Le plus malicieux : si vous connaissez le petit génie qui a décidé d’installer une borne de recharge dans un parking dont l’accès est contrôlé par une barrière sans que l’on sache comment en sortir. « Mettez votre jeton ». « Mais quel jeton ? On le trouve où ? Tout est fermé, on est dimanche soir… »

Le plus commercial : votre centre commercial favori a réservé des places, près des portes, pour charger les voitures électriques. En plus c’est gratuit. Génial, si on se faisait un petit après-midi shopping ? Mais ce samedi, c’est la foire aux casseroles. La tente est installée sur « votre » parking à prise électrique… Faudra se stationner là-bas tout au bout, comme tout le monde. Et vous débrouiller avec vos 10 km d’autonomie pour rentrer.

Le plus polyglotte : grâce à cette borne, vous avez appris l’allemand. Car, à force, vous en avez assez de lui demander de parler en français ou en néerlandais en appuyant 4 fois sur ses boutons tout froids. Certes, il y a bien une communauté germanophone en Belgique, mais elle ne se trouve pas à 15 km de Bruxelles !

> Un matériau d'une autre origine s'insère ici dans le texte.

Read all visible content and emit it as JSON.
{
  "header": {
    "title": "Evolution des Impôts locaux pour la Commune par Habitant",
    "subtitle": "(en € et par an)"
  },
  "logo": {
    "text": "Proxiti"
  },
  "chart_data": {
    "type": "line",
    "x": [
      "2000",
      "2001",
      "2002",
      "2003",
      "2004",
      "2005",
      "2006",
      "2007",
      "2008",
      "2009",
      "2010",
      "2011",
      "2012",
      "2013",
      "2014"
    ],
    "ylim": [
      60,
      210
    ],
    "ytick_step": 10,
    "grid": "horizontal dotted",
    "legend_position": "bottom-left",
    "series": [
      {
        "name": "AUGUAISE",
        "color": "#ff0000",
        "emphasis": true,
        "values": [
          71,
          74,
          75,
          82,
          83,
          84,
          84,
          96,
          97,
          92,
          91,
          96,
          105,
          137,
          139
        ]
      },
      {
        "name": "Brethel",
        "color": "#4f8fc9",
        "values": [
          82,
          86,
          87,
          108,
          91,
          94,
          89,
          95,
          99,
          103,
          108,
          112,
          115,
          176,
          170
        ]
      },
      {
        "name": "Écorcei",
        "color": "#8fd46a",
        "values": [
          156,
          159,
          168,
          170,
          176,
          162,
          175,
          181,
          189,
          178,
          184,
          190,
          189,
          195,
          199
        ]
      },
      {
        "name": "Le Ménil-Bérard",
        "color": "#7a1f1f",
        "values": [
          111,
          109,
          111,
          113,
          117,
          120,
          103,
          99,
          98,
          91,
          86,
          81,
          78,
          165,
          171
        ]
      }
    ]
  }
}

Le plus écolo : enfin une borne « rapide » qui fonctionne parfaitement. De retour après 15 minutes de charge, vous venez de gagner 3 km d’autonomie. Mais pourquoi ? Parce qu’il est 22h30 et que cette borne est alimentée par énergie solaire et qu’en cas de nécessité, liée à sa réserve accumulée lors de cette magnifique journée automnale sous la drache, sa puissance est réduite. « Il est où l’hôtel le plus proche, que j’attende le printemps ? »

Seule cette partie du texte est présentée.